Tracking year-on-year renewable energy investment shows a rise from $73 billion in 2005 to a whopping $286 billion in 2015, which represents a growth of nearly 300 percent. This figure is, of course, even more impressive when you consider that the price of solar panels and wind turbines keeps on dropping, so every dollar spent in 2015 buys a whole lot more than it did back in 2005.
Now, we should be careful not to get too carried away. Investment in 2012, 2013 and 2014 actually dipped, and shifts in economic headwinds or policy decisions can have a significant impact on the short-term prospects of clean energy growth. So just because last year was a banner year does not mean that every year moving forward will break similar records. Indeed, the report points out that investment in European renewable energy, for example, slumped thanks to fickle government policy and a rapid scaling back of subsidies that had proved more popular than expected.
But short-term policy volatility aside, it really is beginning to look like a fundamental transition in energy generation is underway on a global level. Given that the Paris Climate Agreement has sent a signal to investors that almost every government in the world is committed to a low carbon transition, we can expect increased policy certainty that should drive a continued growth in investment. And as renewables get less and less subsidy dependent, their vulnerability to policy shenanigans will also be reduced.

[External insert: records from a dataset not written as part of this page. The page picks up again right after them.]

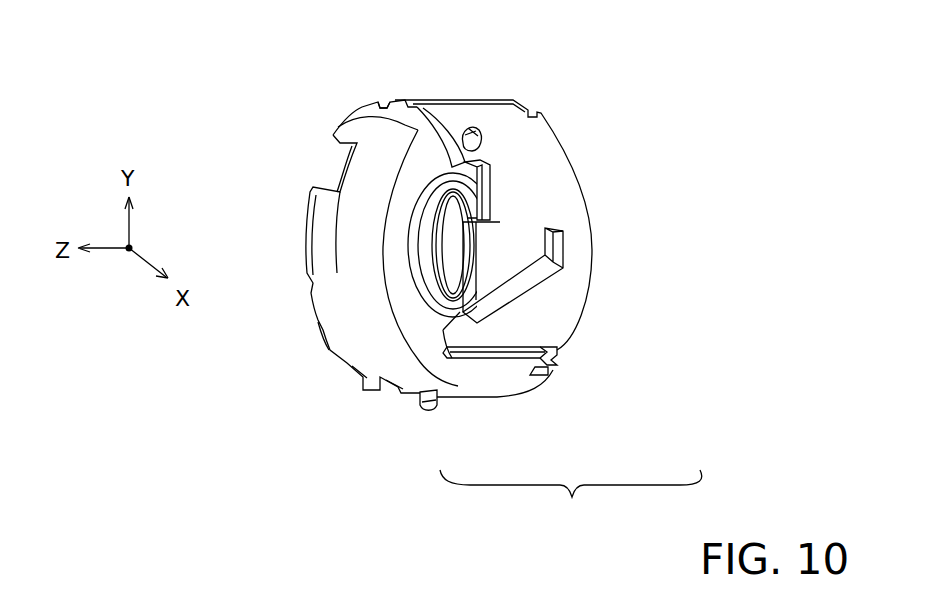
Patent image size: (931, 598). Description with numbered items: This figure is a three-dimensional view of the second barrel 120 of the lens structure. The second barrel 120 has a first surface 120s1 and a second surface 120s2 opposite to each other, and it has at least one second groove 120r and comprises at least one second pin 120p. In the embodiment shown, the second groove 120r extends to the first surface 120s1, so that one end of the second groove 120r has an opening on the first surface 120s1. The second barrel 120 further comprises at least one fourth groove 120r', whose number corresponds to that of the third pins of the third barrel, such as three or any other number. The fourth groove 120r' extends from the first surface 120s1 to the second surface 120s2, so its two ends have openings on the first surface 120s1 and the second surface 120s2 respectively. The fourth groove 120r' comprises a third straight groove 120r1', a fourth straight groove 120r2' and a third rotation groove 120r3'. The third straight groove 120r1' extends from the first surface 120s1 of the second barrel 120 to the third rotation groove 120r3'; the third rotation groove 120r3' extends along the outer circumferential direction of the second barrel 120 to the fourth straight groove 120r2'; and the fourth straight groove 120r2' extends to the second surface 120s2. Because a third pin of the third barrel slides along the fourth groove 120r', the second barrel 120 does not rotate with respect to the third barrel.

The second barrel 120 is at (688, 96).
The second groove 120r is at (482, 174).
The first surface 120s1 is at (410, 126).
The second pin 120p is at (463, 145).
The second surface 120s2 is at (604, 242).
The third straight groove 120r1' is at (492, 407).
The fourth straight groove 120r2' is at (572, 407).
The third rotation groove 120r3' is at (616, 407).
The fourth groove 120r' is at (571, 503).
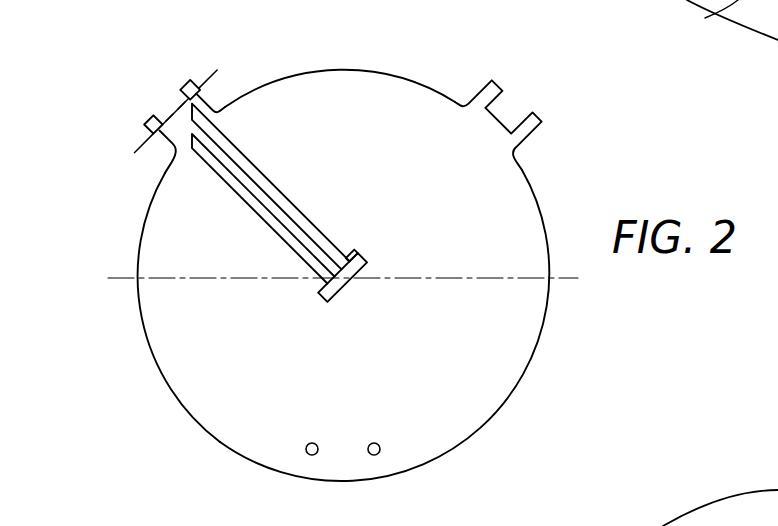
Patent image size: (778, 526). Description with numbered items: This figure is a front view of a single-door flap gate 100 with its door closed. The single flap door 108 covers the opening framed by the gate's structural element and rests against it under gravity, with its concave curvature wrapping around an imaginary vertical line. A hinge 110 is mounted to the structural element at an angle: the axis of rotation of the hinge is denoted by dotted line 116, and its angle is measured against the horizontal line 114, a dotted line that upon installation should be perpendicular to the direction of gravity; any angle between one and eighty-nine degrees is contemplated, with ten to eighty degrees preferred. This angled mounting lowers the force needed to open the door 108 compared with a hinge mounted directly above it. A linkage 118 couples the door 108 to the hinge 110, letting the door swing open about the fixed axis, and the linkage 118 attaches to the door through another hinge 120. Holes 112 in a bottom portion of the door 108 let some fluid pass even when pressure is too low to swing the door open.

No wonder investors are beginning to see the economic case for divesting from fossil fuels and investing in renewables instead. The only question now is not whether this transition will happen, but whether it will happen fast enough to curtail the worst impacts of global climate change. Here, sadly, the jury is still out. In a press release announcing the launch of the new UNEP report, Prof. Dr. Udo Steffens, President of the Frankfurt School of Finance & Management, pointed to low commodity prices as a potential incentive for governments to keep relying on fossil fuels:
“Despite the ambitious signals from COP 21 in Paris and the growing capacity of new installed renewable energy, there is still a long way to go. Coal-fired power stations and other conventional power plants have long lifetimes. Without further policy interventions, climate altering emissions of carbon dioxide will increase for at least another decade. [...] The commitments made by all nations at the Paris climate summit in December, echoing statements from last year's G7 summit, require a very low- or no-carbon electricity system.”
So, in summary, 2015 was a great year for renewables. But we're going to need a whole lot more great years if we're going to pull this off.